Di sisi lain, lanjut dia, di lokasi itu tidak sulit menemukan makanan. Hampir semua jenis makanan tersedia mulai dari makanan ringan hingga berat. Harganya pun ramah di kantong warga desa.

Yang tidak pernah ketinggalan saat dia berkunjung ke padang rumput area genangan WGM Wonogiri wilayah Tegalrejo itu adalah memesan kopi sebagai teman saat menikmati matahari terbenam. “Cuma hari ini yang jual tidak banyak. Biasanya sih banyak, penuh. Mungkin gegara mendung,” ujar dia.

Pedagang pempek asal Baturento, Asep, mengaku bisa mendapatkan omzet Rp120.000 setiap berjualan di padang sabang Tegalharjo selama kurang dari dua jam. Sementara saat akhir pekan bisa lebih dari Rp200.000. Menurut dia, pengunjung di padang sabana itu bisa mencapai ratusan hingga ribuan orang saat Sabtu dan Minggu.

Keuntungan bagi Pelaku UMKM

Saat ada kegiatan khusus, entah dari suatu komunitas motor, mobil, atau suatu instansi, pengunjung di padang sabana itu membeludak. Omzet yang dia dapatkan pun meningkat.

Pada akhir pekan dan saat ada kegiatan khusus itu, jumlah pedagang bisa mencapai seratusan. Pedagang-pedagang keliling itu berada di segala penjuru lapangan.

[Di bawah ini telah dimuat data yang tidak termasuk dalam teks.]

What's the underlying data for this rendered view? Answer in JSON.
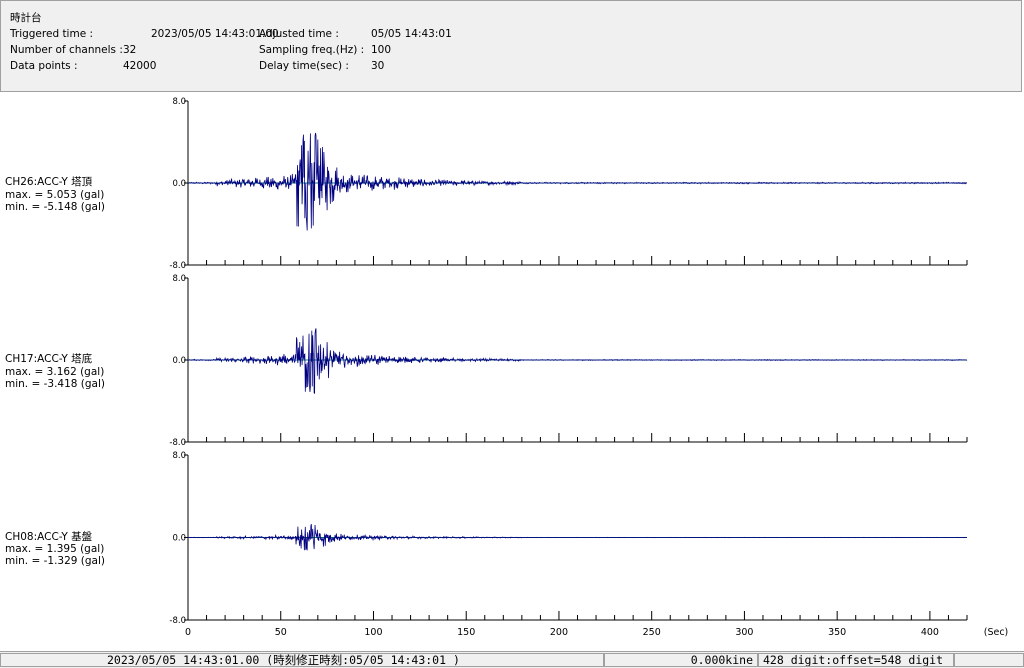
{
  "header": {
    "station": "時計台",
    "rows": [
      {
        "label": "Triggered time :",
        "value": "2023/05/05 14:43:01.00",
        "label2": "Adjusted time :",
        "value2": "05/05 14:43:01"
      },
      {
        "label": "Number of channels :",
        "value": "32",
        "label2": "Sampling freq.(Hz) :",
        "value2": "100"
      },
      {
        "label": "Data points :",
        "value": "42000",
        "label2": "Delay time(sec) :",
        "value2": "30"
      }
    ]
  },
  "channels": [
    {
      "name": "CH26:ACC-Y 塔頂",
      "max": "max. = 5.053 (gal)",
      "min": "min. = -5.148 (gal)",
      "amp": 5.1
    },
    {
      "name": "CH17:ACC-Y 塔底",
      "max": "max. = 3.162 (gal)",
      "min": "min. = -3.418 (gal)",
      "amp": 3.3
    },
    {
      "name": "CH08:ACC-Y 基盤",
      "max": "max. = 1.395 (gal)",
      "min": "min. = -1.329 (gal)",
      "amp": 1.35
    }
  ],
  "chart_data": {
    "type": "line",
    "x_unit": "(Sec)",
    "xlim": [
      0,
      420
    ],
    "x_ticks": [
      "0",
      "50",
      "100",
      "150",
      "200",
      "250",
      "300",
      "350",
      "400"
    ],
    "y_ticks": [
      "8.0",
      "0.0",
      "-8.0"
    ],
    "ylim": [
      -8,
      8
    ],
    "series_color": "#000080"
  },
  "status": {
    "time": "2023/05/05 14:43:01.00  (時刻修正時刻:05/05 14:43:01 )",
    "velocity": "0.000kine",
    "digit": "428 digit:offset=548 digit"
  }
}
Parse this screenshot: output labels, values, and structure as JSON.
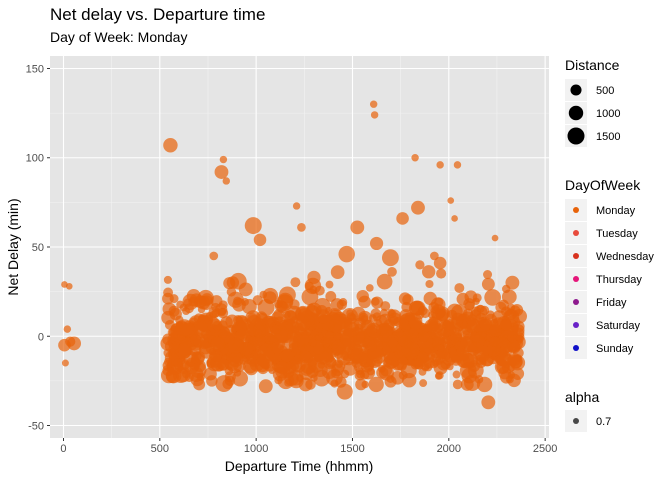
{
  "chart_data": {
    "type": "scatter",
    "title": "Net delay vs. Departure time",
    "subtitle": "Day of Week: Monday",
    "xlabel": "Departure Time (hhmm)",
    "ylabel": "Net Delay (min)",
    "xlim": [
      -70,
      2520
    ],
    "ylim": [
      -57,
      157
    ],
    "x_ticks": [
      0,
      500,
      1000,
      1500,
      2000,
      2500
    ],
    "x_tick_labels": [
      "0",
      "500",
      "1000",
      "1500",
      "2000",
      "2500"
    ],
    "y_ticks": [
      -50,
      0,
      50,
      100,
      150
    ],
    "y_tick_labels": [
      "-50",
      "0",
      "50",
      "100",
      "150"
    ],
    "grid": true,
    "background": "#e5e5e5",
    "point_color": "#e8630a",
    "point_alpha": 0.7,
    "legend_position": "right",
    "legends": {
      "distance": {
        "title": "Distance",
        "sizes": [
          500,
          1000,
          1500
        ],
        "labels": [
          "500",
          "1000",
          "1500"
        ]
      },
      "dayofweek": {
        "title": "DayOfWeek",
        "entries": [
          {
            "label": "Monday",
            "color": "#e8630a"
          },
          {
            "label": "Tuesday",
            "color": "#e84b3c"
          },
          {
            "label": "Wednesday",
            "color": "#d8321e"
          },
          {
            "label": "Thursday",
            "color": "#e5157a"
          },
          {
            "label": "Friday",
            "color": "#8e1a8e"
          },
          {
            "label": "Saturday",
            "color": "#6a22c8"
          },
          {
            "label": "Sunday",
            "color": "#1010c8"
          }
        ]
      },
      "alpha": {
        "title": "alpha",
        "labels": [
          "0.7"
        ]
      }
    },
    "clusters": [
      {
        "x_range": [
          540,
          2370
        ],
        "y_center": -3,
        "y_spread": 11,
        "count": 1200
      }
    ],
    "outliers": [
      {
        "x": 5,
        "y": -5,
        "distance": 700
      },
      {
        "x": 35,
        "y": -3,
        "distance": 400
      },
      {
        "x": 55,
        "y": -4,
        "distance": 900
      },
      {
        "x": 20,
        "y": 4,
        "distance": 150
      },
      {
        "x": 5,
        "y": 29,
        "distance": 100
      },
      {
        "x": 30,
        "y": 28,
        "distance": 100
      },
      {
        "x": 10,
        "y": -15,
        "distance": 120
      },
      {
        "x": 555,
        "y": 107,
        "distance": 1000
      },
      {
        "x": 830,
        "y": 99,
        "distance": 150
      },
      {
        "x": 820,
        "y": 92,
        "distance": 900
      },
      {
        "x": 845,
        "y": 87,
        "distance": 150
      },
      {
        "x": 985,
        "y": 62,
        "distance": 1500
      },
      {
        "x": 1020,
        "y": 54,
        "distance": 700
      },
      {
        "x": 1210,
        "y": 73,
        "distance": 150
      },
      {
        "x": 1235,
        "y": 61,
        "distance": 250
      },
      {
        "x": 1610,
        "y": 130,
        "distance": 150
      },
      {
        "x": 1615,
        "y": 124,
        "distance": 150
      },
      {
        "x": 1525,
        "y": 61,
        "distance": 900
      },
      {
        "x": 1625,
        "y": 52,
        "distance": 800
      },
      {
        "x": 1470,
        "y": 46,
        "distance": 1400
      },
      {
        "x": 1760,
        "y": 66,
        "distance": 700
      },
      {
        "x": 1825,
        "y": 100,
        "distance": 150
      },
      {
        "x": 1840,
        "y": 72,
        "distance": 900
      },
      {
        "x": 1955,
        "y": 96,
        "distance": 150
      },
      {
        "x": 2045,
        "y": 96,
        "distance": 150
      },
      {
        "x": 2010,
        "y": 76,
        "distance": 100
      },
      {
        "x": 2030,
        "y": 66,
        "distance": 100
      },
      {
        "x": 2240,
        "y": 55,
        "distance": 100
      },
      {
        "x": 2205,
        "y": -37,
        "distance": 900
      },
      {
        "x": 1460,
        "y": -31,
        "distance": 1300
      },
      {
        "x": 1050,
        "y": -28,
        "distance": 900
      },
      {
        "x": 2340,
        "y": -13,
        "distance": 800
      },
      {
        "x": 2330,
        "y": 30,
        "distance": 900
      },
      {
        "x": 1925,
        "y": 45,
        "distance": 250
      },
      {
        "x": 1955,
        "y": 41,
        "distance": 700
      },
      {
        "x": 780,
        "y": 45,
        "distance": 250
      },
      {
        "x": 1300,
        "y": 33,
        "distance": 800
      },
      {
        "x": 1850,
        "y": 40,
        "distance": 300
      }
    ]
  }
}
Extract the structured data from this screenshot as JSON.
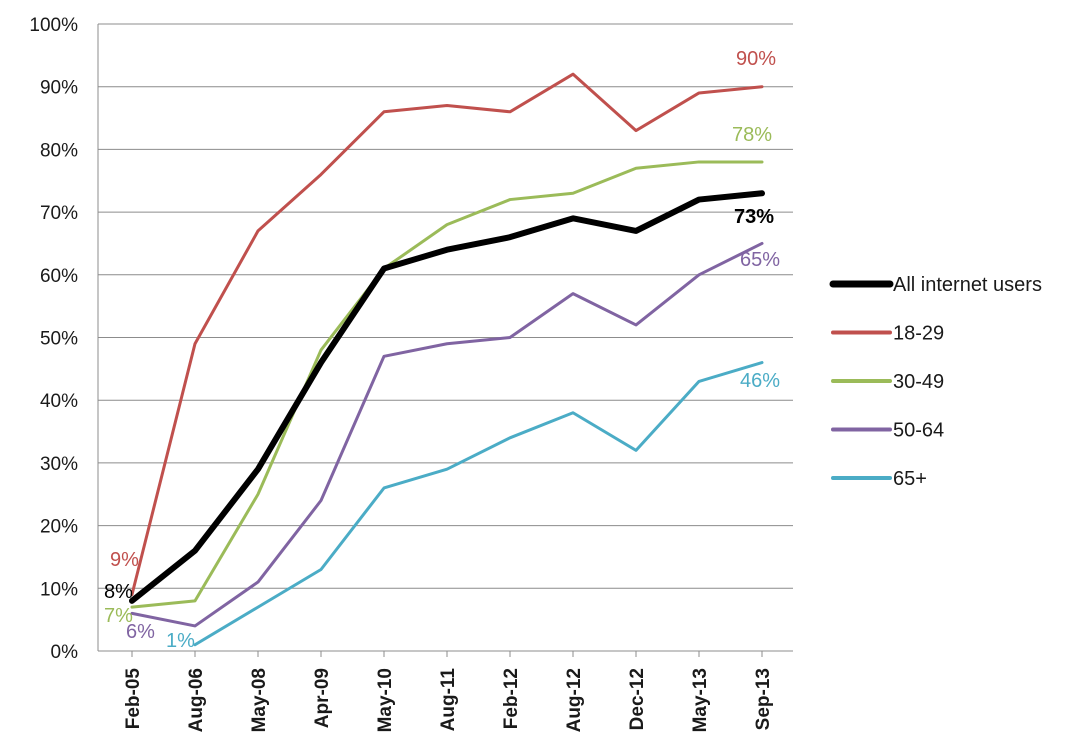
{
  "chart_data": {
    "type": "line",
    "ylim": [
      0,
      100
    ],
    "y_ticks": [
      "0%",
      "10%",
      "20%",
      "30%",
      "40%",
      "50%",
      "60%",
      "70%",
      "80%",
      "90%",
      "100%"
    ],
    "categories": [
      "Feb-05",
      "Aug-06",
      "May-08",
      "Apr-09",
      "May-10",
      "Aug-11",
      "Feb-12",
      "Aug-12",
      "Dec-12",
      "May-13",
      "Sep-13"
    ],
    "grid": true,
    "legend_position": "right",
    "series": [
      {
        "name": "All internet users",
        "color": "#000000",
        "width": 6,
        "values": [
          8,
          16,
          29,
          46,
          61,
          64,
          66,
          69,
          67,
          72,
          73
        ],
        "start_label": "8%",
        "end_label": "73%"
      },
      {
        "name": "18-29",
        "color": "#c0504d",
        "width": 3,
        "values": [
          9,
          49,
          67,
          76,
          86,
          87,
          86,
          92,
          83,
          89,
          90
        ],
        "start_label": "9%",
        "end_label": "90%"
      },
      {
        "name": "30-49",
        "color": "#9bbb59",
        "width": 3,
        "values": [
          7,
          8,
          25,
          48,
          61,
          68,
          72,
          73,
          77,
          78,
          78
        ],
        "start_label": "7%",
        "end_label": "78%"
      },
      {
        "name": "50-64",
        "color": "#8064a2",
        "width": 3,
        "values": [
          6,
          4,
          11,
          24,
          47,
          49,
          50,
          57,
          52,
          60,
          65
        ],
        "start_label": "6%",
        "end_label": "65%"
      },
      {
        "name": "65+",
        "color": "#4bacc6",
        "width": 3,
        "values": [
          null,
          1,
          7,
          13,
          26,
          29,
          34,
          38,
          32,
          43,
          46
        ],
        "start_label": "1%",
        "end_label": "46%"
      }
    ]
  }
}
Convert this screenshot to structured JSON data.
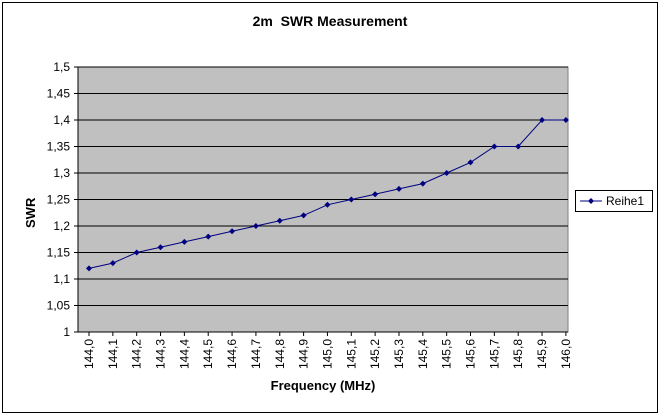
{
  "chart_data": {
    "type": "line",
    "title": "2m  SWR Measurement",
    "xlabel": "Frequency (MHz)",
    "ylabel": "SWR",
    "categories": [
      "144,0",
      "144,1",
      "144,2",
      "144,3",
      "144,4",
      "144,5",
      "144,6",
      "144,7",
      "144,8",
      "144,9",
      "145,0",
      "145,1",
      "145,2",
      "145,3",
      "145,4",
      "145,5",
      "145,6",
      "145,7",
      "145,8",
      "145,9",
      "146,0"
    ],
    "series": [
      {
        "name": "Reihe1",
        "values": [
          1.12,
          1.13,
          1.15,
          1.16,
          1.17,
          1.18,
          1.19,
          1.2,
          1.21,
          1.22,
          1.24,
          1.25,
          1.26,
          1.27,
          1.28,
          1.3,
          1.32,
          1.35,
          1.35,
          1.4,
          1.4
        ]
      }
    ],
    "ylim": [
      1,
      1.5
    ],
    "yticks": [
      "1",
      "1,05",
      "1,1",
      "1,15",
      "1,2",
      "1,25",
      "1,3",
      "1,35",
      "1,4",
      "1,45",
      "1,5"
    ],
    "grid": true,
    "legend_position": "right",
    "colors": {
      "series": "#000080",
      "plot_background": "#c0c0c0",
      "gridline": "#000000"
    }
  }
}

Para pedagang biasa ditarik retribusi senilai Rp2.000 setiap melapak dan Rp10.000 ketika dan khusus. Uang itu sebagai kompensasi itu membersihkan sampah yang dihasilkan bungkus-bungkus plastik dari pedagang.

“Pokoknya kebak, full pengunjung dan pedagang. Tetapi hari ini ndilalah lagi sepi. Biasanya jauh lebih ramai dari ini. Pedagangnya juga enggak banyak ini. Saya saja datang telat,” ucap Asep.

Kepala Desa Tegalharjo, Wiarto, menyampaikan dasar WGM Wonogiri yang mengering dan berubah menjadi padang sabana itu berada di Desa Tegalharjo yang berbatasan dengan Desa Glesungrejo. Fenomena itu kerap terjadi tetapi tidak selalu setiap tahun. Hanya ketika terjadi kemarau panjang seperti sekarang ini.

Dia menyebut saat hari-hari biasa dan tidak ada kegiatan khusus, tempat itu gratis dikunjungi warga. Sementara ketika ada kegiatan khusus, pengunjung diminta membayar retribusi parkir yang dikelola Karang Taruna Desa Tegalharjo. Menurutnya, kemunculan padang sabana itu berdampak pada peningkatan pelaku usaha mikro kecil.

Setidaknya, sekali ada kegiatan yang menampilkan atraksi budaya atau yang lainnya, tidak kurang dari 120 pelaku usaha mikro kecil terlibat di padang sabana itu. “Kalau ada acara, jumlah pengunjung bisa sampai 5.000 orang,” ujar Wiarto saat dihubungi Solopos.com, Kamis (9/11/2023).

Hanya, saat hari biasa, memang sampah dari pengunjung belum terkelola dengan baik. Para pengunjung itu biasanya membuang sampah sembarangan meski sebenarnya sudah disediakan tempat sampah. Karang Taruna mengelola sampah ketika ada kegiatan.

Dia menambahkan dasar waduk yang mengering itu dulu merupakan permukiman warga Desa Tegalharjo. Sampai sekarang ketika waduk itu mengering masih bisa ditemukan bekas-bekas bangunan yang tersisa seperti jembatan dan jalan.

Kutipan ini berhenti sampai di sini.